For the past several weeks, I have been traveling to promote the publication of my book Dreaming of Dixie—a study that explores representations of the South in popular culture up to World War II. Still, even after explaining the book’s time frame, I am regularly asked “What about The Help?” (One woman, more pointedly said “You didn’t even mention The Help!). In other words, what do I think of that book and its representations of the South? The first time it happened, it took me off guard, because I had not read it (yes, it’s true). Instead, I was prepared to discuss the impact of Gone With the Wind. So, I punted and happily recommended Rebecca Sharpless’s fine book Cooking in Other Women’s Kitchens and suggested they read it if they wanted a more historically accurate portrait.
The thing about novels and movies that deal in history is that they so often get it wrong. Gone With the Wind was a good story, and so is The Help, but let’s not kid ourselves that either makes the best history. And yet, the success of a book like The Help means that historians will have to clear up the mistakes made in both the book and the film for a long time to come. (See, for example: An Open Statement to the fans of The Help from the Association of Black Women Historians.)

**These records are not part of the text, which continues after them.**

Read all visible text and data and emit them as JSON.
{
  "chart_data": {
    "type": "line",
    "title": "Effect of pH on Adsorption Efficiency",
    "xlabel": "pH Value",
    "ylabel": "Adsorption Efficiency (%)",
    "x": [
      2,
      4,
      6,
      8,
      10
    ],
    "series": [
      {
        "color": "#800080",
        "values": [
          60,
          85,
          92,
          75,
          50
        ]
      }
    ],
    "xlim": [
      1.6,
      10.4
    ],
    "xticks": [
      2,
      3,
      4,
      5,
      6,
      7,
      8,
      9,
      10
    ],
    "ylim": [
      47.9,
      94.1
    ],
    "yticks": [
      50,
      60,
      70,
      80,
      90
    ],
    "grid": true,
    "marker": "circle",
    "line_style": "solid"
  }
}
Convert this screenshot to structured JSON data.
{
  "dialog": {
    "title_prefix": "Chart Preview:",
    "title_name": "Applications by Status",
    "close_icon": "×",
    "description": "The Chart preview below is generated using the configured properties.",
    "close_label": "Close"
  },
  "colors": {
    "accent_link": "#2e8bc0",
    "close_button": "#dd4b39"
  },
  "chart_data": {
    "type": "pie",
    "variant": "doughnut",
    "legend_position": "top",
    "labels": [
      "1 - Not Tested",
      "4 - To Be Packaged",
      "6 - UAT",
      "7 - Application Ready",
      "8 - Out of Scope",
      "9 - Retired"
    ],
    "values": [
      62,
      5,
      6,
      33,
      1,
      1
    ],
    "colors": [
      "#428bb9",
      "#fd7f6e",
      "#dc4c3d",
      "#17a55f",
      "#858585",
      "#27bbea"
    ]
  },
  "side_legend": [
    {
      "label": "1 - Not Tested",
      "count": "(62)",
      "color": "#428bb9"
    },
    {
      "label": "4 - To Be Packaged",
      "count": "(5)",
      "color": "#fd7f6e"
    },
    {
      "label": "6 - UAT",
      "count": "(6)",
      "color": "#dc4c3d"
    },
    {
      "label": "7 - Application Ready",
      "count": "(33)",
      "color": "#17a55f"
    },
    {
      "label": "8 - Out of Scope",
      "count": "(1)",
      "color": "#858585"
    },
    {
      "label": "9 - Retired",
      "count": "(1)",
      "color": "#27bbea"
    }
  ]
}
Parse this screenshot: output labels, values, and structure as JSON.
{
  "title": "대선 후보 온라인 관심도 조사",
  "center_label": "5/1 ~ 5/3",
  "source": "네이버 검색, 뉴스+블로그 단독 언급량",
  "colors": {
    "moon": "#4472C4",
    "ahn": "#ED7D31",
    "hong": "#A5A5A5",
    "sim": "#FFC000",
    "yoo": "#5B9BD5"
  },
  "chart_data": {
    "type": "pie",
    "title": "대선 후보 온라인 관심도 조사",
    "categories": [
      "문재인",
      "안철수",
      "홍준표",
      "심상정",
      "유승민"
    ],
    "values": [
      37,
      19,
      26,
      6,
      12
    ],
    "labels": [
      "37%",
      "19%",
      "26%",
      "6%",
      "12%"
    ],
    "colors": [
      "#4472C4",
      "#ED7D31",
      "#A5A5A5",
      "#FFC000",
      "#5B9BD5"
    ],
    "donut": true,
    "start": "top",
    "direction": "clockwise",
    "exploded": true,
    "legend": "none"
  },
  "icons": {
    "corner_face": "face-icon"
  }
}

Still, I was curious as to what some readers of Stockett’s novel had to say. As I write, there are more than 4,800 reviews of the book on Amazon.com, the majority of which are positive. However, there are 261 readers (none who identify as historians) who gave the book less than stellar reviews. It is clear that they, too, are concerned—not only by historical inaccuracies, but also the ways in which the book perpetuates stereotypes, specifically through the use of dialect. As one reader put it (and very well, I might add):
“The way she presents it, the black vernacular becomes both abhorrent and belittling, particularly in that throughout most of the novel, Stockett avoided the use of the southern white vernacular when telling the story in the voice of the two main white characters, ‘Miss’ Skeeter, and ‘Miss’ Hilly.”
This particular remark seemed all too familiar to me, as I had read a similar criticism about Gone With the Wind when it was published. In 1944, Earl Conrad, a vocal critic of Jim Crow, referred to writers who used dialect as “neo-Confederates,” because they used it to infer inferiority. He considered Margaret Mitchell one of the worst offenders, because while she employed black dialect she never once used the nuances of language to illustrate a white southern drawl. That book was published in 1936. Stockett’s book—2009.
Seven decades after the publication of Gone With the Wind, it seems that a novel set in the Jim Crow South could and should move beyond the use of dialect. As Conrad suggested, such writing “Jim Crows” African Americans by relegating them to the status of second-class citizens.
And that’s the “what” about The Help.